The management of recurrent carotid stenosis remains controversial. Although some reports have suggested a higher stroke risk for redo CEA than primary procedures, there is evidence that, when adjusted for patient risk factors, the risk of peri-operative stroke and death is similar for primary and secondary CEA. There appears to be a higher risk of local complications, particularly cranial nerve injuries, associated with redo CEA. This makes sense because a scarred operative field presents more difficulty in identifying normal anatomy. The not uncommon need for a more distal dissection in redo CEA also increases the risk to cranial nerves that might not otherwise be in the usual dissection field. The decision to intervene and the type of intervention should be based on the balance between the risks of intervention and the risk of stroke with medical therapy alone.

For symptomatic recurrent carotid stenosis, it is generally accepted that intervention should be performed. As noted earlier, care should be taken to ensure that no other lesion is the cause of the neurologic event. The neurologic symptoms should correlate in type and distribution to the artery in question.
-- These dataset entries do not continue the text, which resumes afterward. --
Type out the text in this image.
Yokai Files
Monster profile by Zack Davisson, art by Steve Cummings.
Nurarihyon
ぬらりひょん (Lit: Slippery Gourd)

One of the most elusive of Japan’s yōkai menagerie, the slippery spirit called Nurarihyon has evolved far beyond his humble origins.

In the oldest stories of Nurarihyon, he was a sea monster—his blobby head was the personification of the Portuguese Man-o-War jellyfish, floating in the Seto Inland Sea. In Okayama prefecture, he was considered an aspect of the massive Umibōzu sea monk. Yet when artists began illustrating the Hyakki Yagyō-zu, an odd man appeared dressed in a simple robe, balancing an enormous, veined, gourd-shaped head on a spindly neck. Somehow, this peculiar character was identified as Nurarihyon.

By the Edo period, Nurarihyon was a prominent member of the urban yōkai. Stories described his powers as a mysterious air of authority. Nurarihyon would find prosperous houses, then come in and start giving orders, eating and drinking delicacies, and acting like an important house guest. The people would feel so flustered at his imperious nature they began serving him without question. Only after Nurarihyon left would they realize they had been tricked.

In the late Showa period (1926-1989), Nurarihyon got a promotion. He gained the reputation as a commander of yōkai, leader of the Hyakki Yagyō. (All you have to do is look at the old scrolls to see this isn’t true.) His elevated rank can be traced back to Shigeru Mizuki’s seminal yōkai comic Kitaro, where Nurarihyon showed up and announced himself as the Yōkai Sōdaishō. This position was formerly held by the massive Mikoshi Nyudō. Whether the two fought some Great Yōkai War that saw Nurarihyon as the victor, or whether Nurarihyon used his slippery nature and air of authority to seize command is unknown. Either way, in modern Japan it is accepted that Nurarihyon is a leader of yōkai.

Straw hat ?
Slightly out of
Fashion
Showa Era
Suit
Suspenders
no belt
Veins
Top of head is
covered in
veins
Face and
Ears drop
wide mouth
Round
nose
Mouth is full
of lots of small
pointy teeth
Asymptomatic lesions, on the other hand, present more challenges for decision making. The natural history of these lesions is less predictable. It is clear that certain lesions will regress and actually become less stenotic over time, while other lesions will stabilize, and still others will progress to further stenosis and even occlusion. Technical problems noted immediately after the first endarterectomy should be almost universally repaired. Lesions noted after that point must be evaluated individually. Because myointimal lesions have been noted to regress, a somewhat conservative approach is warranted for early restenosis during the first year.